Zhao, Yang, Ren, Ji-Long, Wang, Ming-Yang, Zhang, Sheng-Ting, Liu, Yu, Li, Min, Cao, Yi-Bin, Zu, Hu-Yue, Chen, Xiao-Cheng, Wu, Chung-I, Nevo, Eviatar, Chen, Xue-Qun, Du, Ji-Zeng
Proceedings of the National Academy of Sciences of the United States of America 2013 v.110 no.51 pp. 20639-20644
Microtus oeconomus, apoptosis, carcinogenesis, cell cycle, cold, evolutionary adaptation, genes, human cell lines, humans, hypercapnia, hypoxia, rodents, serine, transcriptional activation, China
Mutational changes in p53 correlate well with tumorigenesis. Remarkably, however, relatively little is known about the role that p53 variations may play in environmental adaptation. Here we report that codon asparagine-104 (104N) and glutamic acid-104 (104E), respectively, of the p53 gene in the wild zokor (Myospalax baileyi) and root vole (Microtus oeconomus) are adaptively variable, meeting the environmental stresses of the Tibetan plateau.
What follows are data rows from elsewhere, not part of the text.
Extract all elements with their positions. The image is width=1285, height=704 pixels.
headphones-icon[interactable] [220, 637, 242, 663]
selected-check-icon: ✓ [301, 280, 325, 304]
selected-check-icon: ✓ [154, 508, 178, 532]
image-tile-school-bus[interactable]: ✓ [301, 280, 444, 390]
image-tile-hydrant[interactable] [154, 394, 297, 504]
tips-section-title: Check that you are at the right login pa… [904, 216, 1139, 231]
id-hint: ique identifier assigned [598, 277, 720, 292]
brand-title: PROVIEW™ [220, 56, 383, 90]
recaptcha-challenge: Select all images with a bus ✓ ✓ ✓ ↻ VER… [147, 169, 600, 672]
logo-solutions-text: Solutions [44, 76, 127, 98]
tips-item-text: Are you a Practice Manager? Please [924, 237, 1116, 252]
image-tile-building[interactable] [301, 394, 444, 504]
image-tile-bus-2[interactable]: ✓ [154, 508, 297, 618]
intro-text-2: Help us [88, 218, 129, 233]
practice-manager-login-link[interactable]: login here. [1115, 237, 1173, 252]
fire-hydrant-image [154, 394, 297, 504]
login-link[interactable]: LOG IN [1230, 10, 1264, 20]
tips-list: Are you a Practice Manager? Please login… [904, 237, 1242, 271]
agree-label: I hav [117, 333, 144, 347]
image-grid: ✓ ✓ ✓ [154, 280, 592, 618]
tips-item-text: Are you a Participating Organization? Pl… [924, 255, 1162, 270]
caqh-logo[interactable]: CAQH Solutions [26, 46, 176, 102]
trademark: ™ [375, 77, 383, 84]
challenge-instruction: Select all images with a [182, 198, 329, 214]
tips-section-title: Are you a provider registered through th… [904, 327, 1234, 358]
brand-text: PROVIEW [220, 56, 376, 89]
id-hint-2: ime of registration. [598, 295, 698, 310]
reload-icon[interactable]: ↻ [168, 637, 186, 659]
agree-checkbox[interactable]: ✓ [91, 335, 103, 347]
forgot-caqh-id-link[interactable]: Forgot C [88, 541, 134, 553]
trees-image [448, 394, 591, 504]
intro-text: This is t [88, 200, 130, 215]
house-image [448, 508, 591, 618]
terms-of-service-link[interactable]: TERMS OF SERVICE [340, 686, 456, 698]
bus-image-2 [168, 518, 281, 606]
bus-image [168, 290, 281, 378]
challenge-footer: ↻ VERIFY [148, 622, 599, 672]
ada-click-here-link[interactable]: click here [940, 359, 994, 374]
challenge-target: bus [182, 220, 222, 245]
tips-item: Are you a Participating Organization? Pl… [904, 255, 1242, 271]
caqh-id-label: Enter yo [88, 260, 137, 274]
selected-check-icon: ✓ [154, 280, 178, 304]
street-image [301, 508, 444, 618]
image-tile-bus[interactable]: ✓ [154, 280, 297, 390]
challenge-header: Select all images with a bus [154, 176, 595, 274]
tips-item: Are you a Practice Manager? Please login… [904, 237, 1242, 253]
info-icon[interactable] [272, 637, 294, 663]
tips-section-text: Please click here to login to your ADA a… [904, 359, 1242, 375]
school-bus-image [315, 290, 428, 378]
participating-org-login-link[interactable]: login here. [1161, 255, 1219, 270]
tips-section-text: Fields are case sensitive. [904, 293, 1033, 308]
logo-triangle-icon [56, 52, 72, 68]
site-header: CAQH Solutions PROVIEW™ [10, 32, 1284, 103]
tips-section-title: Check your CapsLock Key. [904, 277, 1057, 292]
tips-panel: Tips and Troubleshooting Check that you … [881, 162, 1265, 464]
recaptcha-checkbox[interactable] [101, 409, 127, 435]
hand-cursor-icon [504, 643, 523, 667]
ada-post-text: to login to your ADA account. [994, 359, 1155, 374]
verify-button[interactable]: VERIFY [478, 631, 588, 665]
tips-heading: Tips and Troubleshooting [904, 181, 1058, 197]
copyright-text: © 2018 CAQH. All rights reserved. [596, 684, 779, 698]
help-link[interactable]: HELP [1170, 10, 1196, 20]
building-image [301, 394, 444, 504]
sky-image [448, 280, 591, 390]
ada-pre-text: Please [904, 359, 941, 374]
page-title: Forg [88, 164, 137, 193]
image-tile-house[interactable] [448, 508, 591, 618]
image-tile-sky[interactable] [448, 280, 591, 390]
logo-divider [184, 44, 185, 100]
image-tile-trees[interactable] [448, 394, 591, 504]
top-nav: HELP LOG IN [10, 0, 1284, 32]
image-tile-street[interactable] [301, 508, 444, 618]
They differ from serine-104 (104S) seen in other rodents, including the lowland subterranean zokor Myospalax cansus , and from serine 106 (106S) in humans. Based on site-directed mutational analysis in human cell lines, the codon 104N variation in M . baileyi is responsible for the adaptive balance of the transactivation of apoptotic genes under hypoxia, cold, and acidic stresses. The 104E p53 variant in Microtus oeconomus suppresses apoptotic gene transactivation and cell apoptosis. Neither 104N nor 104E affects the cell-cycle genes. We propose that these variations in p53 codon 104 are an outcome of environmental adaptation and evolutionary selection that enhance cellular strategies for surviving the environmental stresses of hypoxia and cold (in M . baileyi and M. oeconomus) and hypercapnia (in M . baileyi) in the stressful environments of the Qinghai-Tibet plateau.